Biden signed an executive order suspending new lease sales shortly after taking office in 2021. The following March, U.S. District Court Judge Terry Doughty in Monroe, Louisiana blocked the policy, and more than a dozen Republican-leaning states oppose Biden's move.
On Wednesday, the New Orleans Court of Appeals said the judge's reasons were unclear and remanded the case back to him.
“You cannot reach the merits of a government challenge if what action cannot be ascertained from the record. is prohibited.” Justice Patrick Higginbotham wrote for a panel that also included Justices James Dennis and James Graves.
Interior Department officials are reviewing the decision, spokesperson Melissa Schwartz said.
Doughty was appointed to the federal court by former President Donald Trump. Higginbotham was appointed to the Court of Appeals by former President Ronald Reagan. Dennis by former President Bill Clinton. Graves, former President Barack Obama.
Eric Milito, president of the National Offshore Industry Association, which represents oil and gas companies, said the ruling's practical impact may be small because of climate law mandates for fossil fuel leasing. .
The law requires the government to reinstate his $192 million lease in the Gulf of Mexico, which was suspended by another court ruling last year. Also, by October 2023, he needs two more sales in the Gulf and one in Alaska. Those sales had been canceled under the Biden administration.

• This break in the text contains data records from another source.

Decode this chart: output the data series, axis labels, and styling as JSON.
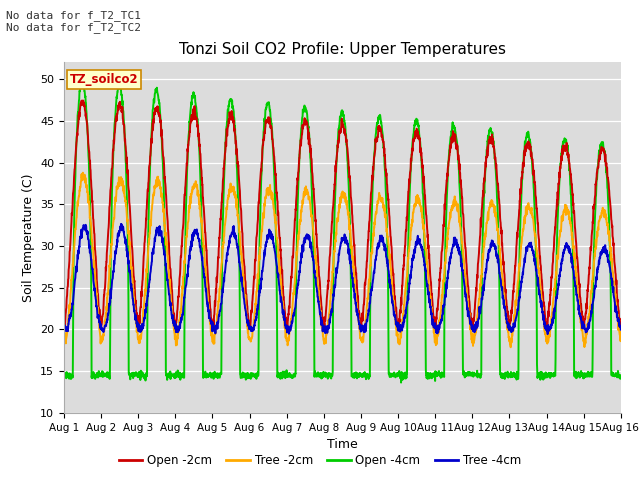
{
  "title": "Tonzi Soil CO2 Profile: Upper Temperatures",
  "ylabel": "Soil Temperature (C)",
  "xlabel": "Time",
  "ylim": [
    10,
    52
  ],
  "yticks": [
    10,
    15,
    20,
    25,
    30,
    35,
    40,
    45,
    50
  ],
  "background_color": "#dcdcdc",
  "annotation_text": "No data for f_T2_TC1\nNo data for f_T2_TC2",
  "legend_box_label": "TZ_soilco2",
  "legend_box_color": "#ffffcc",
  "legend_box_border": "#cc8800",
  "series": {
    "open_2cm": {
      "color": "#cc0000",
      "label": "Open -2cm",
      "lw": 1.4
    },
    "tree_2cm": {
      "color": "#ffaa00",
      "label": "Tree -2cm",
      "lw": 1.4
    },
    "open_4cm": {
      "color": "#00cc00",
      "label": "Open -4cm",
      "lw": 1.4
    },
    "tree_4cm": {
      "color": "#0000cc",
      "label": "Tree -4cm",
      "lw": 1.4
    }
  },
  "xtick_labels": [
    "Aug 1",
    "Aug 2",
    "Aug 3",
    "Aug 4",
    "Aug 5",
    "Aug 6",
    "Aug 7",
    "Aug 8",
    "Aug 9",
    "Aug 10",
    "Aug 11",
    "Aug 12",
    "Aug 13",
    "Aug 14",
    "Aug 15",
    "Aug 16"
  ],
  "n_days": 15,
  "pts_per_day": 144
}
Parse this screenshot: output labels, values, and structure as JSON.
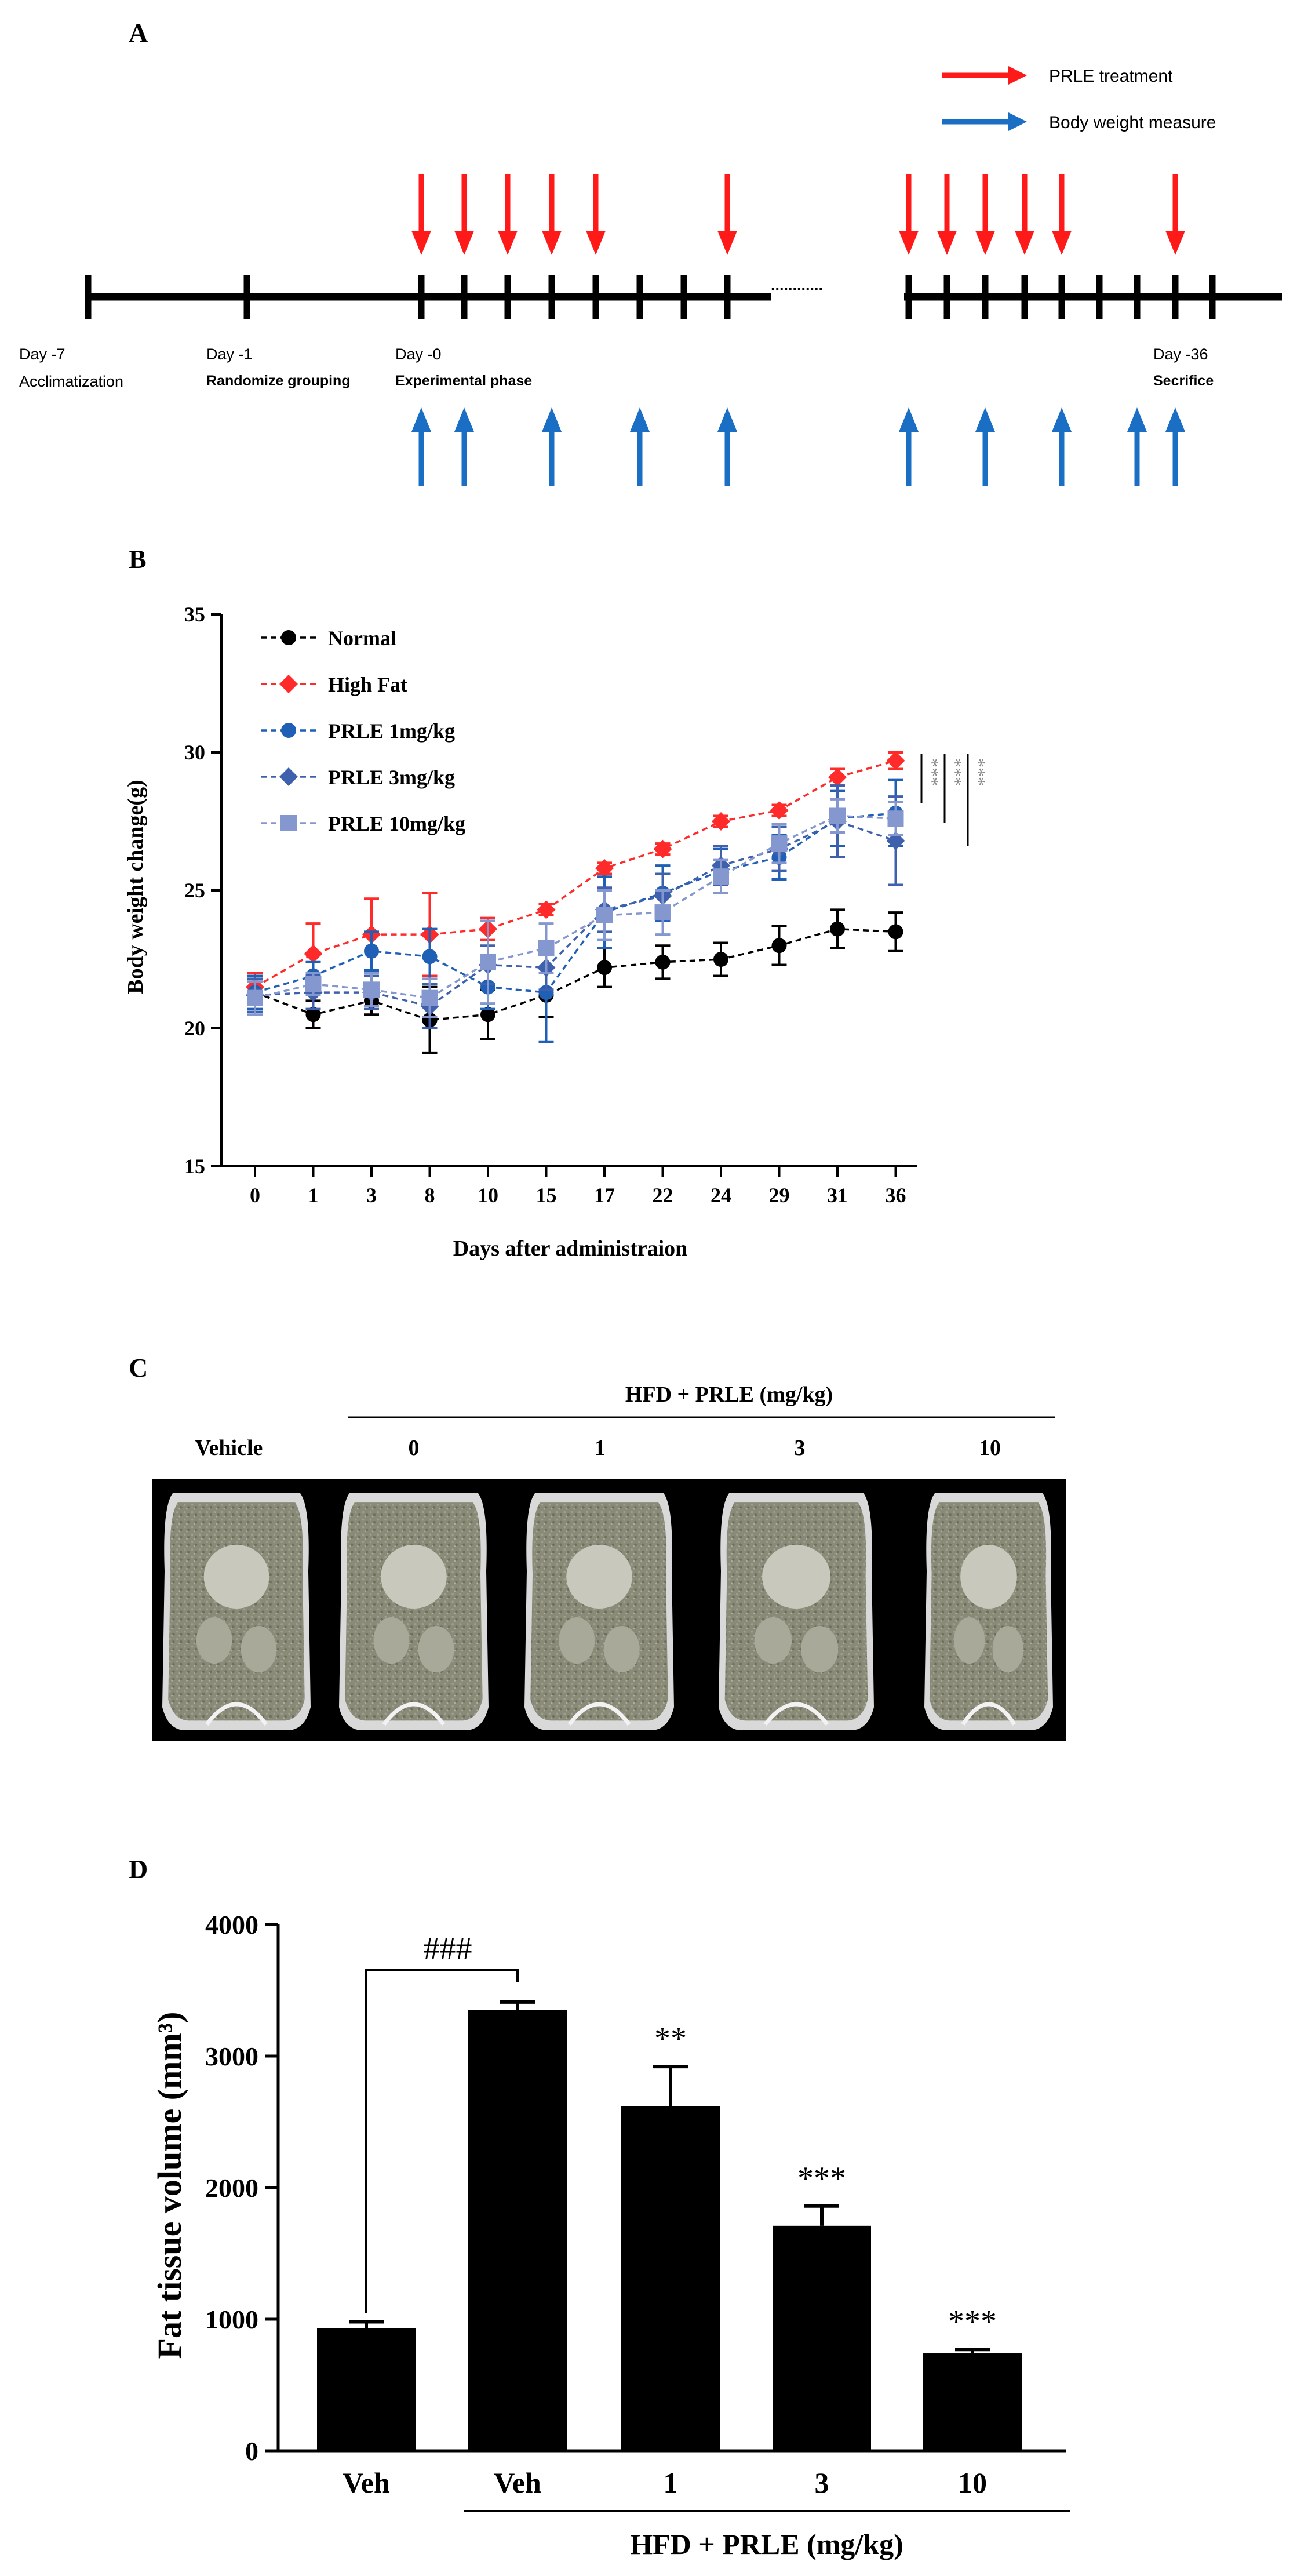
{
  "panels": {
    "A": "A",
    "B": "B",
    "C": "C",
    "D": "D"
  },
  "timeline": {
    "legend": [
      {
        "label": "PRLE treatment",
        "color": "#ff1a1a"
      },
      {
        "label": "Body weight measure",
        "color": "#1a6fc4"
      }
    ],
    "points": [
      {
        "day_label": "Day -7",
        "desc": "Acclimatization"
      },
      {
        "day_label": "Day -1",
        "desc": "Randomize grouping"
      },
      {
        "day_label": "Day -0",
        "desc": "Experimental phase"
      },
      {
        "day_label": "Day -36",
        "desc": "Secrifice"
      }
    ],
    "ellipsis": "............",
    "treatment_arrow_count": 12,
    "measure_arrow_count": 10
  },
  "chart_data": [
    {
      "type": "line",
      "panel": "B",
      "title": "",
      "xlabel": "Days after administraion",
      "ylabel": "Body weight change(g)",
      "categories": [
        "0",
        "1",
        "3",
        "8",
        "10",
        "15",
        "17",
        "22",
        "24",
        "29",
        "31",
        "36"
      ],
      "ylim": [
        15,
        35
      ],
      "yticks": [
        15,
        20,
        25,
        30,
        35
      ],
      "series": [
        {
          "name": "Normal",
          "color": "#000000",
          "marker": "circle",
          "values": [
            21.3,
            20.5,
            21.0,
            20.3,
            20.5,
            21.2,
            22.2,
            22.4,
            22.5,
            23.0,
            23.6,
            23.5
          ],
          "errors": [
            0.7,
            0.5,
            0.5,
            1.2,
            0.9,
            0.8,
            0.7,
            0.6,
            0.6,
            0.7,
            0.7,
            0.7
          ]
        },
        {
          "name": "High Fat",
          "color": "#ff2a2a",
          "marker": "diamond",
          "values": [
            21.5,
            22.7,
            23.4,
            23.4,
            23.6,
            24.3,
            25.8,
            26.5,
            27.5,
            27.9,
            29.1,
            29.7
          ],
          "errors": [
            0.5,
            1.1,
            1.3,
            1.5,
            0.4,
            0.2,
            0.2,
            0.2,
            0.2,
            0.2,
            0.3,
            0.3
          ]
        },
        {
          "name": "PRLE 1mg/kg",
          "color": "#1f5fb5",
          "marker": "circle",
          "values": [
            21.3,
            21.9,
            22.8,
            22.6,
            21.5,
            21.3,
            24.2,
            24.9,
            25.7,
            26.2,
            27.6,
            27.8
          ],
          "errors": [
            0.6,
            0.5,
            0.7,
            1.0,
            0.8,
            1.8,
            1.3,
            1.0,
            0.8,
            0.8,
            1.0,
            1.2
          ]
        },
        {
          "name": "PRLE 3mg/kg",
          "color": "#3f60ad",
          "marker": "diamond",
          "values": [
            21.2,
            21.3,
            21.3,
            20.8,
            22.3,
            22.2,
            24.3,
            24.8,
            25.9,
            26.5,
            27.5,
            26.8
          ],
          "errors": [
            0.6,
            0.6,
            0.6,
            0.8,
            0.7,
            0.8,
            0.8,
            0.8,
            0.7,
            0.8,
            1.3,
            1.6
          ]
        },
        {
          "name": "PRLE 10mg/kg",
          "color": "#8497cf",
          "marker": "square",
          "values": [
            21.1,
            21.6,
            21.4,
            21.1,
            22.4,
            22.9,
            24.1,
            24.2,
            25.5,
            26.7,
            27.7,
            27.6
          ],
          "errors": [
            0.6,
            0.4,
            0.6,
            0.7,
            1.5,
            0.9,
            0.9,
            0.8,
            0.6,
            0.7,
            0.6,
            0.6
          ]
        }
      ],
      "significance": [
        "***",
        "***",
        "***"
      ],
      "legend_position": "top-left"
    },
    {
      "type": "bar",
      "panel": "D",
      "title": "",
      "xlabel": "HFD + PRLE (mg/kg)",
      "ylabel": "Fat tissue volume (mm³)",
      "categories": [
        "Veh",
        "Veh",
        "1",
        "3",
        "10"
      ],
      "values": [
        930,
        3350,
        2620,
        1710,
        740
      ],
      "errors": [
        50,
        60,
        300,
        150,
        30
      ],
      "annotations": [
        "",
        "",
        "**",
        "***",
        "***"
      ],
      "bracket_label": "###",
      "ylim": [
        0,
        4000
      ],
      "yticks": [
        0,
        1000,
        2000,
        3000,
        4000
      ],
      "color": "#000000"
    }
  ],
  "panel_c": {
    "group_label": "HFD + PRLE (mg/kg)",
    "labels": [
      "Vehicle",
      "0",
      "1",
      "3",
      "10"
    ]
  }
}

Under upcoming legislation, Interior will conduct regular oil and gas lease sales and own at least 60 million acres (24 million ha) of offshore parcels and 2 million acres (810,000 ha). hectares) year before approving renewable energy leases to provide onshore.
"Offshore oil and gas leases are under protection and will go ahead," Milito said.
Environmentalists hope the ruling will encourage the administration to pursue other changes to the oil and gas leasing program, such as limiting future development, including where leasing takes place.
"They may not be able to enforce a full moratorium on leasing, but they can at least enforce more restrictions than an injunction," said environmental group Wilde. Jeremy Nichols of Earth Guardians said. "All eyes will be on the Home Office to see what their next move will be."